In his excellent post on Francis Walker's 1896 piece attacking open borders, Bryan didn't mention just who Francis Walker was. I'm sure Bryan knows, but it might help other readers to know. Walker was not just some nativist rube or even just a popular columnist. Although he was pretty clearly a nativist, he was the quintessential establishment economist. He got his reputation as a young officer during the Civil War and went from there to a high level in the federal government. He became an economist and was, in fact, the first president of the American Economics Association. Indeed a medal given to economists for lifetime achievement is named after him.
We libertarians often play "ain't it awful" about the state of intellectual discussion today. But finding out about this piece by one of the leading economists of his day over a century ago puts that in perspective for me. I can't think of a leading economist who is as hostile to immigration today as Walker was then.

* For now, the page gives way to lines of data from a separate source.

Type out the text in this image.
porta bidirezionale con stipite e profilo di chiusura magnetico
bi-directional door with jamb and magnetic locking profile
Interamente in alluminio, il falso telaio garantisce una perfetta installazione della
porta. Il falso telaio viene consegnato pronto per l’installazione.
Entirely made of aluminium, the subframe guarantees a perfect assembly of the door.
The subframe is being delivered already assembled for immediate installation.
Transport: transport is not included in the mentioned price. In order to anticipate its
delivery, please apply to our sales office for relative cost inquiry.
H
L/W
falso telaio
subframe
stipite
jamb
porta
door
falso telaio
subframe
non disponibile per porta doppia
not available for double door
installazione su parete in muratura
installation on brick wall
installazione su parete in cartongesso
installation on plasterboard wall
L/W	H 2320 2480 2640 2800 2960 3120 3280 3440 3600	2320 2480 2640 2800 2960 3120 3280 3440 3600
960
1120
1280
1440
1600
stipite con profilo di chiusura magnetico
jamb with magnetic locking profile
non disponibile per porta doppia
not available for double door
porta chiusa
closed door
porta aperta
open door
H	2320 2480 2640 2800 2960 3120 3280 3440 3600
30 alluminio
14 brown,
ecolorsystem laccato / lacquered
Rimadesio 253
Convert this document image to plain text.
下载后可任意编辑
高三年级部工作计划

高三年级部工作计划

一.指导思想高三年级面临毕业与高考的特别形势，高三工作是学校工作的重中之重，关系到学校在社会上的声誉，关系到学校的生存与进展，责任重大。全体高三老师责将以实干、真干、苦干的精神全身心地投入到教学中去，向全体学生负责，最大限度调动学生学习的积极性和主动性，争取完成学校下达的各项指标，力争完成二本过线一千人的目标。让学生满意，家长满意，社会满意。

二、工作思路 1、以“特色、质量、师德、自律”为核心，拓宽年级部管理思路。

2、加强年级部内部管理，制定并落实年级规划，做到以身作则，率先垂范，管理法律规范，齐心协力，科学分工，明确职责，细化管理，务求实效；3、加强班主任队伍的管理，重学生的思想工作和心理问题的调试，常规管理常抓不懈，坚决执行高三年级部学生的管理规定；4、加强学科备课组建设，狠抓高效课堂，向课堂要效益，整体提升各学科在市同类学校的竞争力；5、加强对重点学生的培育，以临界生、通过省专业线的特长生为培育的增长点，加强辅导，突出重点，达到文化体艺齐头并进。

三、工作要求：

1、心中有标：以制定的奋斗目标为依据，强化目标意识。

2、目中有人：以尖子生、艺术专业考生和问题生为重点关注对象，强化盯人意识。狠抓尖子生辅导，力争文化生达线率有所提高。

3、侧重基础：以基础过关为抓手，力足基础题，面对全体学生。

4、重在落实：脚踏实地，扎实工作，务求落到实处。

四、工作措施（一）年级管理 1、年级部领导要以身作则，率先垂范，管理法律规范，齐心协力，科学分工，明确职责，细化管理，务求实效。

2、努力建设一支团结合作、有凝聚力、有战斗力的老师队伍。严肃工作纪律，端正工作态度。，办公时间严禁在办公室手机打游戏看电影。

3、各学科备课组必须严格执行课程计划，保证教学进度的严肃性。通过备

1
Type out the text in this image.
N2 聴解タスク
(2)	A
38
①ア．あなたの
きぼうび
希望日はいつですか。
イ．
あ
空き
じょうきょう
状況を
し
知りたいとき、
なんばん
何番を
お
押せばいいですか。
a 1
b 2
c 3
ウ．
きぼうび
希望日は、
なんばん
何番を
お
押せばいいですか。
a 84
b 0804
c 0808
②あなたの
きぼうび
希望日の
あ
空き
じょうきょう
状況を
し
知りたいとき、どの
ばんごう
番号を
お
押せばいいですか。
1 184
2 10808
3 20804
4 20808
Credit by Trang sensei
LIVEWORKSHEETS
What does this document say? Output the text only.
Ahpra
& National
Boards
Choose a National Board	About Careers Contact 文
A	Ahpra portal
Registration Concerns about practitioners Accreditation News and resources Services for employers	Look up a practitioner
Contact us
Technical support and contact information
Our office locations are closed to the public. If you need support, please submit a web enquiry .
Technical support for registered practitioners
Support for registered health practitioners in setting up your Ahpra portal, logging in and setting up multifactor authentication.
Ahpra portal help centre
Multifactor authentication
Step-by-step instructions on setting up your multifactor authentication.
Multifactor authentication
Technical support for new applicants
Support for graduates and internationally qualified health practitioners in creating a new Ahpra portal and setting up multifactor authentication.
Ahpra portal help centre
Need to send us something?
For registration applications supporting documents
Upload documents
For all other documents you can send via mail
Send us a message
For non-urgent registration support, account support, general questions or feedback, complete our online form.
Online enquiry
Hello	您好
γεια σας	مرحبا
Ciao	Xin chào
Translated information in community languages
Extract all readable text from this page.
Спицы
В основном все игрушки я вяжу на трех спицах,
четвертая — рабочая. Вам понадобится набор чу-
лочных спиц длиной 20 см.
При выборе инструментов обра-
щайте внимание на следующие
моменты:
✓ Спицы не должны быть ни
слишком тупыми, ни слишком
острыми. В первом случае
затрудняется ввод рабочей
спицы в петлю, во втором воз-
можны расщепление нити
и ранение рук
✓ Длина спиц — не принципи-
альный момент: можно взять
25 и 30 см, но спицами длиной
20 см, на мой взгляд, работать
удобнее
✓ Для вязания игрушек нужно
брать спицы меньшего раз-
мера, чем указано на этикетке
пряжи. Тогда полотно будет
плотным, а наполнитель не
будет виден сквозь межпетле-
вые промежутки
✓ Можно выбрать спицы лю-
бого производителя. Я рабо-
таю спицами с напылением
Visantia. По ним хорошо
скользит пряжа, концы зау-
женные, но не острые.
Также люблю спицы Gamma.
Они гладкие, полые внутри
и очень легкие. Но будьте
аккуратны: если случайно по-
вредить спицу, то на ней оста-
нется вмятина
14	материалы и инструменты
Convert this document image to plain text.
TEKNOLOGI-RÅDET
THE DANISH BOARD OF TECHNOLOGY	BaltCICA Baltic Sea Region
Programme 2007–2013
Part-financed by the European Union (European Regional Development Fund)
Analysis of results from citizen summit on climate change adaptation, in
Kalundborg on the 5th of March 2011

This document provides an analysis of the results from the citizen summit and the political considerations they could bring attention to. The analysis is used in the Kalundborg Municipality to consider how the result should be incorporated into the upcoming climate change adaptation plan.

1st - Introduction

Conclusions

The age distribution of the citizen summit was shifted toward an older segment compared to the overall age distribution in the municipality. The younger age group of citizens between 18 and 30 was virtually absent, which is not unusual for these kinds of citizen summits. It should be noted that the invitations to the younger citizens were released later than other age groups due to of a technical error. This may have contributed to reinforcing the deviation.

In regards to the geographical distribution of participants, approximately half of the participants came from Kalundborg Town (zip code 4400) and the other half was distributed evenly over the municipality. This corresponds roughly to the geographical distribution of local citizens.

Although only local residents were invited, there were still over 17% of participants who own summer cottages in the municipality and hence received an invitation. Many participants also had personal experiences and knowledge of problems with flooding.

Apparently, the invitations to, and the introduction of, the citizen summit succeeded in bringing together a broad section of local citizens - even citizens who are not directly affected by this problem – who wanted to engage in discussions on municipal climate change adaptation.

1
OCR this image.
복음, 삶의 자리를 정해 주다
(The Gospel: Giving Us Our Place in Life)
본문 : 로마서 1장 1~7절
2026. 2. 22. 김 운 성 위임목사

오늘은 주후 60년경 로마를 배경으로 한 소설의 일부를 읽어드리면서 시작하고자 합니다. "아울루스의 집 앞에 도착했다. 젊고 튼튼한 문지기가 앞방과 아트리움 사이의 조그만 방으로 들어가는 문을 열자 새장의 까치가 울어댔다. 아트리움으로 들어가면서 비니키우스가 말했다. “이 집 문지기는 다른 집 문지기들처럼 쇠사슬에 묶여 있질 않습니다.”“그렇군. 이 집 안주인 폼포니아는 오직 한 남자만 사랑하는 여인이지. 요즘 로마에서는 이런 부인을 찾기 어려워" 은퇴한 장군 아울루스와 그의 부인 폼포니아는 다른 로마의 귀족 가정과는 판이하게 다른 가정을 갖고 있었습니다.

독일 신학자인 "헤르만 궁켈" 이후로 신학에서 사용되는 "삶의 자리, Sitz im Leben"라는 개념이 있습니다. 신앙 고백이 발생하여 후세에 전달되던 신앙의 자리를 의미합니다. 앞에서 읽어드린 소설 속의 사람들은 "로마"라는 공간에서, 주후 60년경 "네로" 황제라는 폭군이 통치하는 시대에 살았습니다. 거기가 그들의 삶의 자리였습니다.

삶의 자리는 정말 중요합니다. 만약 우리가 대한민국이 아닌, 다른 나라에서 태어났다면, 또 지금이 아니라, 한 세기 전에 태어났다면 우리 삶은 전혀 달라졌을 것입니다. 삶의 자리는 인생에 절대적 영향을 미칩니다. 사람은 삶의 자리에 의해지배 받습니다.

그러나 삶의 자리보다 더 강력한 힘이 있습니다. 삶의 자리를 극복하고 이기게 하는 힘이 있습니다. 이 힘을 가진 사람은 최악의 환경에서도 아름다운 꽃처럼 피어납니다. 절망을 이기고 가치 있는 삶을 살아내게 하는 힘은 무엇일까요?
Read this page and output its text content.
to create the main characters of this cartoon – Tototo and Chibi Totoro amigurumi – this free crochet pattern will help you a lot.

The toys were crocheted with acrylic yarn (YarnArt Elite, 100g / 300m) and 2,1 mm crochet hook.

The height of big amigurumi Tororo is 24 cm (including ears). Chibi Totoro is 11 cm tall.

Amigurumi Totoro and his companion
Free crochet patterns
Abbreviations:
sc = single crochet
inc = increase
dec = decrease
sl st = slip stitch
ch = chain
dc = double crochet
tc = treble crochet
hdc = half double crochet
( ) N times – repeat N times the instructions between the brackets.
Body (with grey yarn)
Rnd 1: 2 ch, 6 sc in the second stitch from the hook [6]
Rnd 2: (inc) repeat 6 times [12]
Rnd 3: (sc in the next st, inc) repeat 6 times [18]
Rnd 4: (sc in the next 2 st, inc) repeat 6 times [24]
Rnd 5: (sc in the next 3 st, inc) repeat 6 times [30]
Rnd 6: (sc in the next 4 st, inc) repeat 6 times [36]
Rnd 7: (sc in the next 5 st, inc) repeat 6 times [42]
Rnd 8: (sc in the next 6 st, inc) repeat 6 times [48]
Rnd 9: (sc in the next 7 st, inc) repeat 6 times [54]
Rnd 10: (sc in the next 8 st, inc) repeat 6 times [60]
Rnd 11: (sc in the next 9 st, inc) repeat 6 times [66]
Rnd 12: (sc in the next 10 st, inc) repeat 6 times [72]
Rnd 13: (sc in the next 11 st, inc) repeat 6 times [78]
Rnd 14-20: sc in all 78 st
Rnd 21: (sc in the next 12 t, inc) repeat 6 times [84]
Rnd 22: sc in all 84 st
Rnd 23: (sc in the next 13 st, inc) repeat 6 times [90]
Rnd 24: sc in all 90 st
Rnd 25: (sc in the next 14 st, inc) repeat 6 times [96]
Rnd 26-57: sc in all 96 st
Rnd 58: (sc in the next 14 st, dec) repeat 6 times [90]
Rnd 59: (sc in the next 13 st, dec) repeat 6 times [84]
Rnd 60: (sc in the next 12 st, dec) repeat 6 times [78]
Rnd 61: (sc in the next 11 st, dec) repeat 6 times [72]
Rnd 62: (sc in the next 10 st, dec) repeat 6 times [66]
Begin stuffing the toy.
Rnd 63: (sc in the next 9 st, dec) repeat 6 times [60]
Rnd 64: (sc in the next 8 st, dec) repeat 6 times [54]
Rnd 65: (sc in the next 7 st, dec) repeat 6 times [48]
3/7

Side note: In part of Walker's article that Bryan didn't quote, Walker refers to the Civil War as "the slaveholders' rebellion." Had Walker simply called it the "slavery defenders' rebellion," I would not have had a problem. But had it been a rebellion only by slaveholders, who were a small percent of the population, it would have been much easier to suppress. Why do I call attention to this? Because it just shows that one universal, whether now or in 1896, seems to be that people in debates often misstate issues for effect.